A Gardening Journal
Mexican Grass Tree
- Published: November 23 2014
I was lucky to have been able to visit California's Bay Area this month. Its subtropical climate is so welcoming it's difficult to tolerate: You can grow directly in the garden much of what we prize back East—beech trees, Japanese maples, many of our perennials—plus most of what we can grow only via containers and greenhouses. Even generic tree-pit plantings can be an impossibly lush mash-up of what, for us, would be priceless conservatory specimens and workaday stalwarts: Boxwood at the base of a palm tree, say, just barely holding its nose above a surf of aeoniums and amaryllis.
Despite the incessant beauty, you can't stop to gawk every twenty feet. The rest of life must go on; I had a wedding to attend, as well as friends to meet for dinner. Thank goodness, I was able to reserve time to visit two of the world's most important botanical gardens. In each, I was slack-jawed by horticulture that would be impossible back East, regardless of effort, time, or money—such as this massive, perfectly-groomed Mexican grass tree in the succulent garden of the San Francisco Botanical Garden.
Not a true tree, let alone a grass, Dasylirion quadrangulatum is a yucca cousin whose countless three-foot leaves are wire-thin. (And quadrangular, i.e., four sided, in cross-section.) They emerge from a central growth tip, arching farther and farther out as newer leaves slowly extend the trunk-like center higher. Leaves remain attached even in death; here, the lower trunk has been shorn, while the upper brown leaves have been beveled into an elegant dias for the hemisphere of live foliage above.
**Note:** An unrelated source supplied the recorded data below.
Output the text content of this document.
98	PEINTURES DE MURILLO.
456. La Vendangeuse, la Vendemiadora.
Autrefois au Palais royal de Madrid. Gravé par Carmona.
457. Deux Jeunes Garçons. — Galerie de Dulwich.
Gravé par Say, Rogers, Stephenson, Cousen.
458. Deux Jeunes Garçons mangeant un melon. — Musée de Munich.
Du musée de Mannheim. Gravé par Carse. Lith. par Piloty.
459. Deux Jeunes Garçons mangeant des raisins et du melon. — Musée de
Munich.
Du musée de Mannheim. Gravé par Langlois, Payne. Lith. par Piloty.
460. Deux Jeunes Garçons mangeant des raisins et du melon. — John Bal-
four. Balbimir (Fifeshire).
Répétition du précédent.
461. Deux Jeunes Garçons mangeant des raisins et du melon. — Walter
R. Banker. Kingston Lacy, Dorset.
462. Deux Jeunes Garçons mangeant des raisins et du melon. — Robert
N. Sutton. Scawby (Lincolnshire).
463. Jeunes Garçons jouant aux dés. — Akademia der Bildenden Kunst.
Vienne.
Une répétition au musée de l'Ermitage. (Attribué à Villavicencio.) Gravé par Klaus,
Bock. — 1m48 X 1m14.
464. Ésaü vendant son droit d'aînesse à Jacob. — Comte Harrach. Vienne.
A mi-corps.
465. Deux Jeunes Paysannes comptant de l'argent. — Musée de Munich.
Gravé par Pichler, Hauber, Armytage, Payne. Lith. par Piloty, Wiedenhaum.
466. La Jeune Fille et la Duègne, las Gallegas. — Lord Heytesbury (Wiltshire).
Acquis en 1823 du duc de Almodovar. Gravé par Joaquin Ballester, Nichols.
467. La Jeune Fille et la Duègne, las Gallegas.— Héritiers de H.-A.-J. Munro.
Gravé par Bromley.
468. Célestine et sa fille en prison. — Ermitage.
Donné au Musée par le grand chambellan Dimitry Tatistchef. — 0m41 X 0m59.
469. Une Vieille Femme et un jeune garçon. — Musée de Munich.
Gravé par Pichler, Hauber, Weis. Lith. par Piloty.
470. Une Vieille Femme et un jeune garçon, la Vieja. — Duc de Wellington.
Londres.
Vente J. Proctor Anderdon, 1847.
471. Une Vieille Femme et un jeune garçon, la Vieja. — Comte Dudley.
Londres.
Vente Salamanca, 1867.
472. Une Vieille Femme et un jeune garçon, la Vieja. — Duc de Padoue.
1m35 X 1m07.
At the very center, thrusting upward like a molten eruption caught by stop-action photography, is the yellow-green inner column of nascent leaves.
This astounding specimen is about twelve feet tall and, darn it, I didn't bring along a collapsible step-ladder—whose use, in any case, would have been verboten. A closer view of the very heart of life of this remarkable species seemed hopeless. But the next day, I was able to race across the Bay to the Berkeley Botanical Garden. And there, right in the entry bed, was another Dasylirion quadrangulatum. This individual's trunk was just a couple of feet tall and, even more important, its entire head of quill-like growth was within easy reach even while I remained on the pathway.
There was no use resisting. I had to riffle through the plant's sheaf of bluish foliage. In addition to the tactile experience of fingering the stiff leaves, I could spread aside the surrounding hordes of mature foliage to reveal the paler newest growth at the center. In fastidious demonstration of the color spectrum, quill by quill, outer to inner, leaf hues changed from slate blue to blue-green to creamy green to, at the lower core—the very youngest leaves, which normally weren't yet exposed to direct light—the green-free brightness of heavy cream.
Yes, this Dasylirion is just a plant—and yet, I had revealed something private. In respect (but not before snapping a couple of pictures) I withdrew. The foliage immediately reshuffled itself back to its vertical array, hiding the youngest growth from view even as the tall core of greenish leaves reformed the astonishing central column I had seen the day before.
I'll profile this sensational species soon. I'll focus on my containered specimen, which is several years too young to display the greenish "molten eruption." Its canopy of live foliage is still filling out a full hemisphere, so light penetrates right to the center. Even young foliage develops the slate-blue coloring that, for the much older and more densely-leaved specimens in these California gardens, is characteristic only of mature leaves.